There is no exhaustive list of charisms, though St. Paul mentions a few (I Cor 12:7-10, Ro 12:6-8) ranging from speaking in tongues to Christian marriage (1 Cor 7: 7). Charisms are not doled out by the pastors; but are given directly by the Spirit through baptism and confirmation, even sometimes outside of the sacraments (Acts 10:44-48).
 
Correcting the mistaken notion that the charisms were just for the apostolic church, Vatican II had this to say: “Allotting His gifts “to everyone according as he will” (1 Cor. 12:11), He [the Holy Spirit] distributes special graces among the faithful of every rank. . . . These charismatic gifts, whether they be the most outstanding or the more simple and widely diffused, are to be received with thanksgiving and consolation, for they are exceedingly suitable and useful for the needs of the Church” (LG12).
 
Powerful gifts, freely given to all. The Lord imparted to the apostles and their successors a unifying charism of leadership. The role of the ordained is not to do everything themselves. Rather, they are to discern, shepherd, and coordinate the charism of the laity so that they mature and work together for the greater glory of God (LG 30).
 
So what if you, like me, did not quite “get it” when you were confirmed?  I have got good news for you. You actually did get the Spirit and his gifts. But you may say: I don’t feel them. Where are they?
 
Let me answer you with an example.
 
Have you ever received a new credit card with a sticker saying “Must call to activate before using?”
 
The Spirit and his gifts are the same way. You have to call in and activate them.

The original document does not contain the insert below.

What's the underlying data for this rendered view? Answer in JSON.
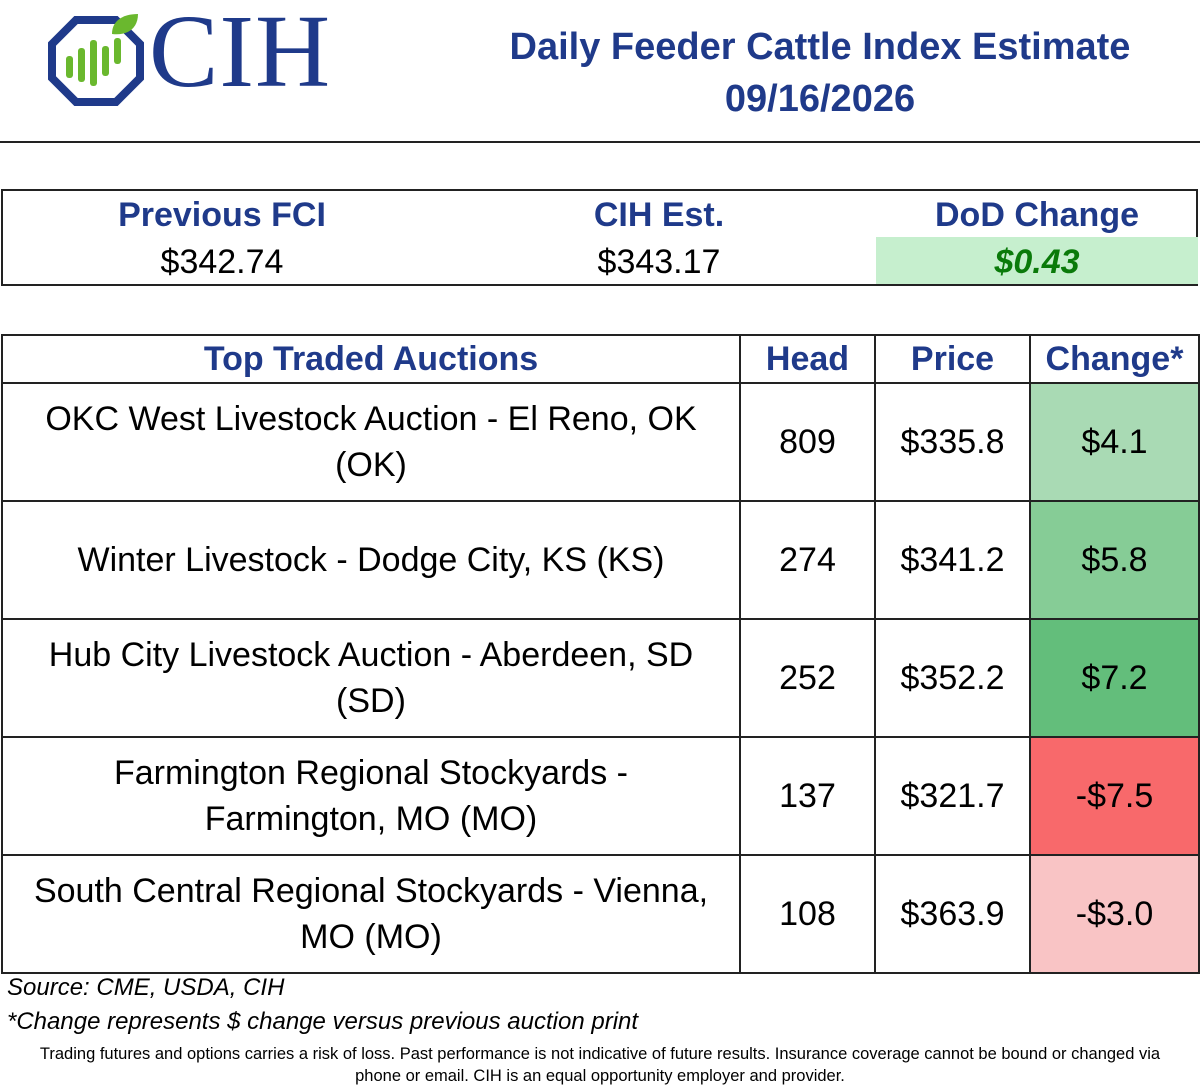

Do it today and every day, and especially every time you attend Mass. Because, as the Catechism of the Catholic Church teaches, every sacramental celebration is a New Pentecost where the Spirit and his gifts are poured out anew (CCC 739, 1106).
 
That’s why the Christian Life is an adventure. There will always be new surprises of the Spirit – if only we pray more intensively to the Holy Spirit and be more open to the Spirit’s work in us. That’s why Pentecost should be a feast more exciting than Christmas or Easter.